Addressing the Finland's Parliament at Helsinki, Ban said that the North Korea's nuclear test on Monday, its second ever, and its subsequent launch of short-range missiles not only "create tension in the region," but "will also pose serious implications to peace and security on the regional and global level."
Speaking to reporters following his speech, the Secretary-General said that the UN Security Council, which condemned Monday's nuclear test in a press statement, can "start to take further measures corresponding to the gravity of this situation."

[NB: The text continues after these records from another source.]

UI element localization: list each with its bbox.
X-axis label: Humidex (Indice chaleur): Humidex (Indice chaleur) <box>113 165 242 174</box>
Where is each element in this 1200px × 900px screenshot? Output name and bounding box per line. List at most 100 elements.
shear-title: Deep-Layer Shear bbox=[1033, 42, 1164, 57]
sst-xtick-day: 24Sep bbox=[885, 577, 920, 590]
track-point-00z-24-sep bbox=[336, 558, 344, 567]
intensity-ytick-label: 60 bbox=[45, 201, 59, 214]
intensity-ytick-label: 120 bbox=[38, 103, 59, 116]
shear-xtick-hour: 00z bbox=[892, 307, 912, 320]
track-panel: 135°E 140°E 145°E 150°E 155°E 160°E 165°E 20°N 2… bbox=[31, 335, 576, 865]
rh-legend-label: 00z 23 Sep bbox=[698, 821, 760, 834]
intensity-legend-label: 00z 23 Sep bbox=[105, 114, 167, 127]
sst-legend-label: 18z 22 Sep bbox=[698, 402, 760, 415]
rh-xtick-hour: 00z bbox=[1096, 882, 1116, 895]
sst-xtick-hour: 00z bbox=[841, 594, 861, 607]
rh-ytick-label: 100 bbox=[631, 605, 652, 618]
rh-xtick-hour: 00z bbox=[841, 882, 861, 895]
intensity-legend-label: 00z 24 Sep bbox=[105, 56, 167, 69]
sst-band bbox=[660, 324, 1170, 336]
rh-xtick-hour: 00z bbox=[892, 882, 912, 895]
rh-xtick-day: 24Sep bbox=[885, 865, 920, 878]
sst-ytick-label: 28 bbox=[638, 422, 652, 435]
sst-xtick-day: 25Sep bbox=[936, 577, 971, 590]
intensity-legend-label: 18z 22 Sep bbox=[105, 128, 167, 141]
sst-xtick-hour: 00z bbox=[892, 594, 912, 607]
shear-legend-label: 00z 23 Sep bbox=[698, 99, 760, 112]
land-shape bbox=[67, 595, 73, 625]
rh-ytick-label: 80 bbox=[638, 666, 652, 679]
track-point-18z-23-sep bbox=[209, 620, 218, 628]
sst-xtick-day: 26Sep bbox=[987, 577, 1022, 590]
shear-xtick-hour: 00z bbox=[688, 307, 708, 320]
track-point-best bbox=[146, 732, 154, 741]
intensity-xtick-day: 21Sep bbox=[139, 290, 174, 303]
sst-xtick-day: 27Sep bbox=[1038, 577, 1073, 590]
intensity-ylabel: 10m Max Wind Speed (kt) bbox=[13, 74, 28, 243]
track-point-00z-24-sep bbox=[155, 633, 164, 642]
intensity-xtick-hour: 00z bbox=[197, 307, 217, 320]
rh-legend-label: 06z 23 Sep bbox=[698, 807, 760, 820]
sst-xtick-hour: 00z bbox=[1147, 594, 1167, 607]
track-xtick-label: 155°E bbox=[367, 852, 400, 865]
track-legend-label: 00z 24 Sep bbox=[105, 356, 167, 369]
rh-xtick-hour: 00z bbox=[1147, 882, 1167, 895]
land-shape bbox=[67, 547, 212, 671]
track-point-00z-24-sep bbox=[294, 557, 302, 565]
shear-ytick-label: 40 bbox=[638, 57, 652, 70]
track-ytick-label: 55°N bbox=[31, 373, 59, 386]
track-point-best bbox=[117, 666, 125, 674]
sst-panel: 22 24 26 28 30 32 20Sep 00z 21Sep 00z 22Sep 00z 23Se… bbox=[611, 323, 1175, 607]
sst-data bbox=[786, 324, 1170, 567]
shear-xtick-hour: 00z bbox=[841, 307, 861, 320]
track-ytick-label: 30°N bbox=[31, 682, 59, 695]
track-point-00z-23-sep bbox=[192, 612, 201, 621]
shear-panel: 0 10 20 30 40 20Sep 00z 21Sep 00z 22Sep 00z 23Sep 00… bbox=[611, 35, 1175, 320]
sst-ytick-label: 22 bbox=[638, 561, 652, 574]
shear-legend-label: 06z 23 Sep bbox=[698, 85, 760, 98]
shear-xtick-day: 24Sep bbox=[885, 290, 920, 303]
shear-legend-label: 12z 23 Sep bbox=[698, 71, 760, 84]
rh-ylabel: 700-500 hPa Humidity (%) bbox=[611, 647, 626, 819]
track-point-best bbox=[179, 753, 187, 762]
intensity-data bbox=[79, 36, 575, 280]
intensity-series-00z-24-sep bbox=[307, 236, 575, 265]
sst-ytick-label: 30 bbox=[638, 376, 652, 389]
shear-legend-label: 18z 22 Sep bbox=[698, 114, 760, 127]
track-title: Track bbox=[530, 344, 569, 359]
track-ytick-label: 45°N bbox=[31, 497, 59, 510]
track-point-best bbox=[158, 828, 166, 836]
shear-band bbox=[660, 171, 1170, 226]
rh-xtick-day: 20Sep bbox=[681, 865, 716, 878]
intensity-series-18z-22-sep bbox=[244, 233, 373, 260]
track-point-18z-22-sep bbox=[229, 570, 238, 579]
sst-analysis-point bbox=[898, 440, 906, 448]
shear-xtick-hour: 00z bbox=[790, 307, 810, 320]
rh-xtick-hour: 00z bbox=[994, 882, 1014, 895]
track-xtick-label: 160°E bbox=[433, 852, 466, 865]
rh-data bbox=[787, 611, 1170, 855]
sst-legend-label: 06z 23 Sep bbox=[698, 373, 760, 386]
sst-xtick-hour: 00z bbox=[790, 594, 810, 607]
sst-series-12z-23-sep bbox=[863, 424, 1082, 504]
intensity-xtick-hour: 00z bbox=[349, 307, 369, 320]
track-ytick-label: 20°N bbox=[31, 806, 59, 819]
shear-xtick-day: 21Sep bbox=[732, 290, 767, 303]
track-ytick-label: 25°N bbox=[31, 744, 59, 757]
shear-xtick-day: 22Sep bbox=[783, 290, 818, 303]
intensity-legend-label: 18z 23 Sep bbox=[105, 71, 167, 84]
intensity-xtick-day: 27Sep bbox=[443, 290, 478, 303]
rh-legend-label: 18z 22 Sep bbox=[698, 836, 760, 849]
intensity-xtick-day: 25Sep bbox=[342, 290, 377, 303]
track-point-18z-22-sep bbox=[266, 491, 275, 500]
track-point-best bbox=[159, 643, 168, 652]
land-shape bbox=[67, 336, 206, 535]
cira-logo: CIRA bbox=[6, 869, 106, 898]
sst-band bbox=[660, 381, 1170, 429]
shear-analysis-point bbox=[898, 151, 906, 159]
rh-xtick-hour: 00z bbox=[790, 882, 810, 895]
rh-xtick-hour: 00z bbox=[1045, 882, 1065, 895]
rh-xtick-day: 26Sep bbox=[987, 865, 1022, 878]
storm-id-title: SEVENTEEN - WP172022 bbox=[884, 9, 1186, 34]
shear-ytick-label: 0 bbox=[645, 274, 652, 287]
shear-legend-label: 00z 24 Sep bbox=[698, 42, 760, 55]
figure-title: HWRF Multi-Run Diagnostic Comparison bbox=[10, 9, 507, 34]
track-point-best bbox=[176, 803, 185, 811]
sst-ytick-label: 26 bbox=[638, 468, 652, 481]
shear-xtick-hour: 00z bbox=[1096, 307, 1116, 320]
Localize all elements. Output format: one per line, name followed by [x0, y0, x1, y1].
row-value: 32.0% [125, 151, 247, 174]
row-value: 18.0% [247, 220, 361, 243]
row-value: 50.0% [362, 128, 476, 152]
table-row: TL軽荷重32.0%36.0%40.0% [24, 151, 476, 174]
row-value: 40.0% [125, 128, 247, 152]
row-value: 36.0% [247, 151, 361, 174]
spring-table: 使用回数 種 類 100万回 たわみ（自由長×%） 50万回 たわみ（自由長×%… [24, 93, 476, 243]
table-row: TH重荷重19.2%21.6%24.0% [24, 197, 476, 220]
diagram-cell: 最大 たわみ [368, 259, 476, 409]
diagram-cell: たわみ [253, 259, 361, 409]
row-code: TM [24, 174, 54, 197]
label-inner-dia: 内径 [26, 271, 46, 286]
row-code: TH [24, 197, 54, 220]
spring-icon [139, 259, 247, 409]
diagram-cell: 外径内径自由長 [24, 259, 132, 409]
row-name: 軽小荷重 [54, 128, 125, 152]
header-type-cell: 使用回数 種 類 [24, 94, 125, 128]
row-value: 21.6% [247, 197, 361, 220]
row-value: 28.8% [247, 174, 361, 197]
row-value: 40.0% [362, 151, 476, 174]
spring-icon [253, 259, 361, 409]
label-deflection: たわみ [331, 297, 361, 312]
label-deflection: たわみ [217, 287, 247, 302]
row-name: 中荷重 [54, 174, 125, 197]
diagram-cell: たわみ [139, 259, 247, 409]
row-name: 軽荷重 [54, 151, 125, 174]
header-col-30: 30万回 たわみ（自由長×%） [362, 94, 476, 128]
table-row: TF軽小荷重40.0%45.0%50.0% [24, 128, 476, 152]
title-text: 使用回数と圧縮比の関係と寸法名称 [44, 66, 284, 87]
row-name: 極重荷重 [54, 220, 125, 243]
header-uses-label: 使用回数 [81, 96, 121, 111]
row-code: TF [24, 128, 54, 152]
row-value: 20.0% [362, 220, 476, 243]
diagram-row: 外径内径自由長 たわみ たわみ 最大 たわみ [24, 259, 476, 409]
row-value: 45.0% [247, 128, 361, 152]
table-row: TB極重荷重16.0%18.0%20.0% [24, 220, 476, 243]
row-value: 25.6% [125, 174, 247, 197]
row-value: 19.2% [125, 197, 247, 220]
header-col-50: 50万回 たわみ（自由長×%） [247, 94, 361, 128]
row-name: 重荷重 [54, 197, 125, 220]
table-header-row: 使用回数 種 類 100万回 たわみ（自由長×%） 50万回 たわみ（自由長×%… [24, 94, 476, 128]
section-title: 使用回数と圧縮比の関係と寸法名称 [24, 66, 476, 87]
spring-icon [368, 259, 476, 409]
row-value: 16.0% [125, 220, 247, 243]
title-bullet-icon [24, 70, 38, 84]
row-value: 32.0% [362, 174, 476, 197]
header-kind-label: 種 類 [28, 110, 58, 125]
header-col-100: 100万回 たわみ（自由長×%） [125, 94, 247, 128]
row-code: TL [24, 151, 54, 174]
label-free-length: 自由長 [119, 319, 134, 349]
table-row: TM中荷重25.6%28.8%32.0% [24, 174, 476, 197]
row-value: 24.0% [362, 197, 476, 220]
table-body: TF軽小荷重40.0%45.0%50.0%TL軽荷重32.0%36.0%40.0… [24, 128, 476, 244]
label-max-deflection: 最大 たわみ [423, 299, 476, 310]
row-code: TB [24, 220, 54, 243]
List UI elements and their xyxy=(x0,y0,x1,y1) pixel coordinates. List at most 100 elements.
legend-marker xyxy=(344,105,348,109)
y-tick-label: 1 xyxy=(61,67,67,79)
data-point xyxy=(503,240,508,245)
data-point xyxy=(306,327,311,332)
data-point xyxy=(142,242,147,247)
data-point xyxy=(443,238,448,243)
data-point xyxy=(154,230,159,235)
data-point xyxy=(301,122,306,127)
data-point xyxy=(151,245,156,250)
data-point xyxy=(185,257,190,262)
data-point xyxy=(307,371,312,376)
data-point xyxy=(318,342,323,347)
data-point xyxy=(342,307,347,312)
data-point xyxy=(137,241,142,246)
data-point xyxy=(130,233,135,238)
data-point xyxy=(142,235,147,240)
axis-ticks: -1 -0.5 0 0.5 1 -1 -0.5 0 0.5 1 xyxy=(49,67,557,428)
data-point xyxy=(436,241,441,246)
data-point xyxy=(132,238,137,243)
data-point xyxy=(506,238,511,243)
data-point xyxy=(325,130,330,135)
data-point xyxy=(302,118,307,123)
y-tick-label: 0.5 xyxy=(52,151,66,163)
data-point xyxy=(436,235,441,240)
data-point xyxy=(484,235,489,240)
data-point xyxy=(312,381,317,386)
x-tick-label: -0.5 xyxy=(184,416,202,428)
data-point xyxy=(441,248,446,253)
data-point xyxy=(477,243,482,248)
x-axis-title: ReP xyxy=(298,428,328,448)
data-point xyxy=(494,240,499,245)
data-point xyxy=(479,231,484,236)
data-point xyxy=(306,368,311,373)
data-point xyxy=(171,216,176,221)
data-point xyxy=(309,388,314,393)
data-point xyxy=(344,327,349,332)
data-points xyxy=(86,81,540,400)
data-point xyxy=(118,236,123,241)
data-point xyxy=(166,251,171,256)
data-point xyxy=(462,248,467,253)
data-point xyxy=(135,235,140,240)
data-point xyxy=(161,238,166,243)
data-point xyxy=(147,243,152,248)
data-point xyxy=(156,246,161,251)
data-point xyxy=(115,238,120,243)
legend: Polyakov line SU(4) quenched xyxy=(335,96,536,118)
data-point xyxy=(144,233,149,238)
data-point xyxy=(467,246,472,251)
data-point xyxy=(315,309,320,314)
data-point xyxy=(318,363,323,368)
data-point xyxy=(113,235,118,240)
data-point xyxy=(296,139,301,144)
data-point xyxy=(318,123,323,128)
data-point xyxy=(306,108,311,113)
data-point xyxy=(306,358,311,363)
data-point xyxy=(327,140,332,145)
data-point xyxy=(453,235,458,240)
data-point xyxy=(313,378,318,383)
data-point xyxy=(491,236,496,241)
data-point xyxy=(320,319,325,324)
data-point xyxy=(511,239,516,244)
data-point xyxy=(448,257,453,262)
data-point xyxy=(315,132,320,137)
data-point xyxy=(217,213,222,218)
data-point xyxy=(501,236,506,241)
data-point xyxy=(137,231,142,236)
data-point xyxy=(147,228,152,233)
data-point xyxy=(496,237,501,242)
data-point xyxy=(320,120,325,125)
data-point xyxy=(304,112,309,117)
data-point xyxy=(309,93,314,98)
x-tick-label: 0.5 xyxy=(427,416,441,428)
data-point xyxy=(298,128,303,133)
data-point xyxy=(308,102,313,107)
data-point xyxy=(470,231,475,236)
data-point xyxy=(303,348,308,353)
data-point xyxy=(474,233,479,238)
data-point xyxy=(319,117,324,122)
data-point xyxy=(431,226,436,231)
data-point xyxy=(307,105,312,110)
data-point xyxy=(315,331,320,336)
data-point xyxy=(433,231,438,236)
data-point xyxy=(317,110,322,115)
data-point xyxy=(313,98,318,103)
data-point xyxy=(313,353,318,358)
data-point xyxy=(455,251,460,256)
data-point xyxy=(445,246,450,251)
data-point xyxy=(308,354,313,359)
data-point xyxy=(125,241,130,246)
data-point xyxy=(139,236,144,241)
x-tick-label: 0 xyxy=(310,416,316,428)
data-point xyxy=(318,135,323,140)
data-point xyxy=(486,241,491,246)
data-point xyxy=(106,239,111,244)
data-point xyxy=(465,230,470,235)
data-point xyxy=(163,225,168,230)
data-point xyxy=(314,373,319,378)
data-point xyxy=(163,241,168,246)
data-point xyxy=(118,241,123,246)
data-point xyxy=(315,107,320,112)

Joining the chorus of world leaders in speaking out against the test, he said it is in "flagrant violation" of the Council's resolution 1718 from 2006, which demanded that the country "not conduct any further nuclear test or launch of a ballistic missile," following its claims to have conducted a nuclear test in October of that year.
Ban reiterated his appeal to North Korean leaders to "refrain from taking any further measures," which would deteriorate the situation, create tensions in the region with negative implications for the ongoing international community's efforts to curb nuclear non-proliferation of nuclear weapons, as well as nuclear disarmament talks which are now going on between the United States and the Russian Federation.
North Korea, he said, should abide by all commitments made to the international community as a member of the UN.
The only viable option for North Korea, Ban said, is for it to return to the table for six party talks aimed at curbing its nuclear ambitions.
In his address to the Finnish Parliament, the Secretary-General also touched on climate change, calling for the Nordic nation's support in wrapping up negotiations on an ambitious new pact to slash greenhouse gas emissions at this December's UN conference in Copenhagen, Denmark.
He also announced that the world body will shortly be launching a Global Vulnerability Alert, with information being collected in real-time and shared with Member States to monitor the social effects of the current global economic crisis.